On video content: When asked about diving into a specific channel of video content, Johnson explained how Snapchat users “expect something authentic that relates to them,” which might be different than what users on YouTube crave. Data helps brands and marketers draw these conclusions.
“The conversation with your brand online is already happening, so how can you tap into that?” – Carolyn Johnson, Google
Matt Myers jumped-in and agreed that “There is a change in expectations [in regard to social channel], but it doesn’t go all the way down to user-generated content.” In order to understand these differences in what is expected, we turn to the data.
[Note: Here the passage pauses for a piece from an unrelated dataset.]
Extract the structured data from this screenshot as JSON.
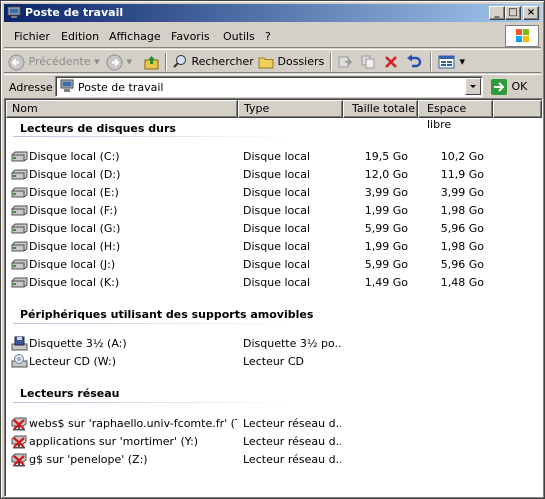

Matt also stated, “Tech tracking is creepy, but everyone under 30 knows they’re being tracked.” He explained that some people embrace targeted ads and others shudder away and find loopholes to escape them. The collected data helps brands figure out what their consumers want, how they react to this content, and on what to focus their advertising.
In terms of web content, is the traditional mega ad dead?
The panel cited the success of a tweet that went out during the Super Bowl XLVII blackout, which garnered tremendous success across social media platforms. Oreo was able to cleverly capitalize on the blackout and saw tremendous social media engagement.
Power out? No problem. pic.twitter.com/dnQ7pOgC
— Oreo Cookie (@Oreo) February 4, 2013
Chris Searson agreed with the “importance of the great idea,” and that “There’s such a bombardment of content, [but] a need for great content.”
Matt Myers closed up the panel conversation with the following statement, to which all panel members shook their heads in agreement: “Everyone is a user now – whether a professional filmmaker or a 13 year-old-girl.”
As technology is constantly changing, both in how content is created and consumed, marketers and advertisers are adapting. As they do so, they are able to use data to measure which efforts are most impactful.
It’s worth noting that such measurements are available immediately, calling for brands and marketers to move just as fast as consumers on social media. As such, brands are becoming ever more aware and looking to marketers and producers to collaborate together. Even as the relationship changes over time, it’s evident that the marriage between creativity and technology will continue to grow stronger.